Is Discover Bank still open for new HYSA customers?+
Discover Bank as a standalone brand is being wound down following the Capital One acquisition that closed in 2025. New high-yield savings applications now route to Capital One 360 Performance Savings or are pending migration. Existing Discover Online Savings accounts continue to operate but are being integrated into the Capital One platform.
Do I lose my FDIC insurance during the merger?+
No. FDIC insurance continues to apply at $250,000 per depositor per insured bank, and the integration is being handled to preserve coverage. The one thing to check: if you had separate Discover and Capital One accounts, post-merger they may be considered the same institution for FDIC purposes, reducing your aggregate coverage.

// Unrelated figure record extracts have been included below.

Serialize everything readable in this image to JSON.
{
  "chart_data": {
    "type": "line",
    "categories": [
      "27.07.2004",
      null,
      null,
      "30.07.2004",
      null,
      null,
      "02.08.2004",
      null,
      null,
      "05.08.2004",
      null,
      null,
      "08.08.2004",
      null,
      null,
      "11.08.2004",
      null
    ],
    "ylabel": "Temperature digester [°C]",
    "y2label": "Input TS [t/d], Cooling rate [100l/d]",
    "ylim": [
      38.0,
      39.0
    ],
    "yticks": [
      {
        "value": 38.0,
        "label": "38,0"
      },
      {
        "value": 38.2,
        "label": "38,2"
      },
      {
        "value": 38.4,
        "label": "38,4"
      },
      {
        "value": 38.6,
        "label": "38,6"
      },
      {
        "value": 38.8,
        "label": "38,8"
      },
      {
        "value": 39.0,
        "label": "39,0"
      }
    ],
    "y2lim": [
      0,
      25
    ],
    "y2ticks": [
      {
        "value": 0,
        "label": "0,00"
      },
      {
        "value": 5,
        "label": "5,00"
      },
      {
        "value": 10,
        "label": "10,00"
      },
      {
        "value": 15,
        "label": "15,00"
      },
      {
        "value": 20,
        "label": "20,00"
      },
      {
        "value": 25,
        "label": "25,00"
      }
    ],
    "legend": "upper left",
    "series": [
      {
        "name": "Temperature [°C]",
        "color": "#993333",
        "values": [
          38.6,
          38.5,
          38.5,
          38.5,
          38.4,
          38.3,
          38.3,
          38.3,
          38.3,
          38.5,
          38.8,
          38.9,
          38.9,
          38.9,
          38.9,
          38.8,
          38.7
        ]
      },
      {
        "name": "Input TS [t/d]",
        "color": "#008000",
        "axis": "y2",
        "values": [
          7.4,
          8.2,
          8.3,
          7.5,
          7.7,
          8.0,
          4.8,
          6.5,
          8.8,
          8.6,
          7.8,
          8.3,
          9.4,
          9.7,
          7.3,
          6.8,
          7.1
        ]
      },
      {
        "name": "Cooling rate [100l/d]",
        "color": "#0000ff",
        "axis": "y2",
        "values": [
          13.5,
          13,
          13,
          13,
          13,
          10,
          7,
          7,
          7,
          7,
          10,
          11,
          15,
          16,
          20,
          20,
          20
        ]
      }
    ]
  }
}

What is the current rate on Marcus vs the post-merger Discover/Capital One account?+
Marcus is currently 3.65 percent. Capital One 360 Performance Savings is 3.50 percent as of May 2026. Both are tier-free, no minimum, no fees. The 0.15 point gap on a $25,000 balance is roughly $37/year.
Should I move my money out of Discover before the migration completes?+
There is no urgent reason to. The migration is gradual and FDIC-insured throughout. The reason to move is yield — if Marcus or another bank is paying meaningfully more than the post-migration Capital One rate, switch on the merits, not on merger fear.